In terms of overall scoring, Gemini-Exp-1114 tied for first place with GPT-4-latest with an outstanding score of over 40 points, surpassing the previously leading GPT-4-preview version. What is even more amazing is that the model fully topped the core areas of math, complex prompts, and creative writing, demonstrating great overall strength.
Specifically, the Gemini-Exp-1114's progress is impressive: the
Jumped from No. 3 to No. 1 in the overall rankings
Moved from 3rd to 1st place on the Math Proficiency Assessment
Complex cue processing climbs from #4 to #1
Creative writing performance improved from 2nd to 1st place
Visual processing power also tops the list
Programming level also improved from 5th to 3rd place
Google AI Studio has officially launched this new version for users to actually experience. However, the community has also expressed concerns about some specific issues, such as whether the 1000 token limit still exists, and how to deal with practical application issues such as extra-long text output.

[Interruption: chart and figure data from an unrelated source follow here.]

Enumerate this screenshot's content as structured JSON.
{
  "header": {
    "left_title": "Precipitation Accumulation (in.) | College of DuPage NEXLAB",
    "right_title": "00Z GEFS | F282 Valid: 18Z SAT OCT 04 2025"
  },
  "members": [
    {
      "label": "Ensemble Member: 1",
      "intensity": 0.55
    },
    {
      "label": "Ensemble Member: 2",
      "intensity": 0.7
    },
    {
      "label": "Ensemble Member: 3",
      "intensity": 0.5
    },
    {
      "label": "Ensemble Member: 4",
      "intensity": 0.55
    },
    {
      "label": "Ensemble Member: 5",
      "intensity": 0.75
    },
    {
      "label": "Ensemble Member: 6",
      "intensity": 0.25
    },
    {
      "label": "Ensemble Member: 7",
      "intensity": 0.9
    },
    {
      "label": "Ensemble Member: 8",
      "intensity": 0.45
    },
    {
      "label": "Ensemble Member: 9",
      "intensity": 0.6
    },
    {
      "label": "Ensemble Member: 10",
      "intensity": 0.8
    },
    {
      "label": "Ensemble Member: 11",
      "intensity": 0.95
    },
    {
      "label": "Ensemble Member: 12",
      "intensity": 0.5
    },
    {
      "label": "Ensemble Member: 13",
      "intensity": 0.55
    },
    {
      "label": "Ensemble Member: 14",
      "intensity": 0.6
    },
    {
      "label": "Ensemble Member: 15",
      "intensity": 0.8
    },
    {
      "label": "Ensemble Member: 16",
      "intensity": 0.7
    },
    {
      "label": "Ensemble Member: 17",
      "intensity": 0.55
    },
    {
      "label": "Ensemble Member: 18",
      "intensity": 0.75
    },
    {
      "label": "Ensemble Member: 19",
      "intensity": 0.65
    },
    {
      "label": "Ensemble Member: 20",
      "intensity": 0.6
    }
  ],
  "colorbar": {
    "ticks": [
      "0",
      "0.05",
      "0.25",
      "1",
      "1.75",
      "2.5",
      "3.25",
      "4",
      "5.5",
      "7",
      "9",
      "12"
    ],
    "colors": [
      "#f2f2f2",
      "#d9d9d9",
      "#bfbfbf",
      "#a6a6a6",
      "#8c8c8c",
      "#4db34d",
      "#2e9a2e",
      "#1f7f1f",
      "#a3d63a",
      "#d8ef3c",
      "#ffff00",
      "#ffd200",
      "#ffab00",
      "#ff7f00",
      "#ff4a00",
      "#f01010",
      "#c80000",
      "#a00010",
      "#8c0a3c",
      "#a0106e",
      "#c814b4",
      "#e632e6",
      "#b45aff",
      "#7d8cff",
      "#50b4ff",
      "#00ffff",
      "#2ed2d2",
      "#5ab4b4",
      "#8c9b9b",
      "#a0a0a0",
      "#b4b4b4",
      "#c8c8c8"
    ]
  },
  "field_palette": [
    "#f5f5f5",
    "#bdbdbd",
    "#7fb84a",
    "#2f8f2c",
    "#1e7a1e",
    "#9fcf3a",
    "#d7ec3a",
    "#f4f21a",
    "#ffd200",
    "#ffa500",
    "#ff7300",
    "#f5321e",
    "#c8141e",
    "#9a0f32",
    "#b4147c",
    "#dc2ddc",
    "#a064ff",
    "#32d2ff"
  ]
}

Industry analysts believe that this breakthrough shows that Google's long-term investment in AI is starting to reap results. Interestingly, the model maintains its 4th place ranking in style control, which may suggest that the development team primarily used new post-training methods rather than making changes to the pre-trained model.
It has been suggested that this could herald the arrival of Gemini2 and that Google is becoming significantly more competitive in the large modeling space.